Among the visible light-excitable calcium indicators, Fluo-8^®, Fluo-4, Fluo-3, Rhod-2 and Rhod-4™ are most commonly used. Fluo-8^® indicators are widely used in flow cytometry and confocal laser-scanning microscopy. More recently, Fluo-8^® AM has been extensively used for high throughput screening GPCR targets. Fluo-8^® is essentially nonfluorescent unless bound to Ca²⁺ and exhibits a quantum yield of ~0.15 in the presence of saturating Ca²⁺ and a K_d of 390 nM for Ca²⁺. Cal-520™ is by far the best 488 nm-excitable green fluorescent calcium indicator with a significantly improved signal/background ratio and intracellular retention.

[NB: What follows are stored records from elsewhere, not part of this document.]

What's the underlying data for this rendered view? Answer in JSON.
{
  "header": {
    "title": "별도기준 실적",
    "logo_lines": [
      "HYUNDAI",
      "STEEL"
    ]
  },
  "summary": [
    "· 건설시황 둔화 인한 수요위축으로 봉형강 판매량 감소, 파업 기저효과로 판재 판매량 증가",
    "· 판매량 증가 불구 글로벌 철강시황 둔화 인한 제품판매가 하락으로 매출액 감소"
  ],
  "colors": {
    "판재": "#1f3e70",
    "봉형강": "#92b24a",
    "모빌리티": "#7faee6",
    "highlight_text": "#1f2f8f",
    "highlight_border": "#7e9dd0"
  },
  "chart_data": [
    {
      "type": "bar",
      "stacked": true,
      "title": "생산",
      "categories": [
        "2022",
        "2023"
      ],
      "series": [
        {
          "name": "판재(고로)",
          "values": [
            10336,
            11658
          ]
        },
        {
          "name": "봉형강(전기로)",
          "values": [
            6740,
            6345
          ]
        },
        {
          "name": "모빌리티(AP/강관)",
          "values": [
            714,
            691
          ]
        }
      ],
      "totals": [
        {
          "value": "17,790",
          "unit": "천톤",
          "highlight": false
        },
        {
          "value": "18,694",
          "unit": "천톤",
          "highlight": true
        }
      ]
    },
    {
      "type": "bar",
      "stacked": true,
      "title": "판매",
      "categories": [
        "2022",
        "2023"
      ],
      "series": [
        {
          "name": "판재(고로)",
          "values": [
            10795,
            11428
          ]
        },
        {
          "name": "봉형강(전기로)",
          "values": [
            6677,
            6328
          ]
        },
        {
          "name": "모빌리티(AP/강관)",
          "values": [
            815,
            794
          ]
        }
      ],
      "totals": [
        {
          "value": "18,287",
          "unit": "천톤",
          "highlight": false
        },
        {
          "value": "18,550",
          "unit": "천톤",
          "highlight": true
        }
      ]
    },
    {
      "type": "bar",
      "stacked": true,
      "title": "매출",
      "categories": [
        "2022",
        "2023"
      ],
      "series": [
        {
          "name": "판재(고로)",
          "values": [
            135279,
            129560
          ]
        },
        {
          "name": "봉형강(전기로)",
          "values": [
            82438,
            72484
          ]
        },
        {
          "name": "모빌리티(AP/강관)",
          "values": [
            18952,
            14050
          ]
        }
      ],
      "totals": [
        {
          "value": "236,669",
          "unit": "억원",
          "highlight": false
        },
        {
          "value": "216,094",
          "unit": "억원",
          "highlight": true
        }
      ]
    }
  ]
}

The long-wavelength Rhod-4™ is a valuable alternative Ca²⁺ indicator to the green fluorescent Fluo-8^®, Fluo-4 and Fluo-3 for experiments in cells and tissues that have high levels of autofluo-rescence. Rhod-5N has a lower binding affinity for Ca²⁺ than any other BAPTA-based indicator (K_d = ~320 µM) and is suitable for Ca²⁺ measurements from 10 µM to 1 mM. Like the parent Rhod-2 indicator, Rhod-5N is essentially nonfluorescent in the absence of divalent cations and exhibits strong fluorescence enhancement with no spectral shift upon binding Ca²⁺. Both Fluo and Rhod indicators are available as cell-impermeant potassium salts or as cell-permeant AM esters.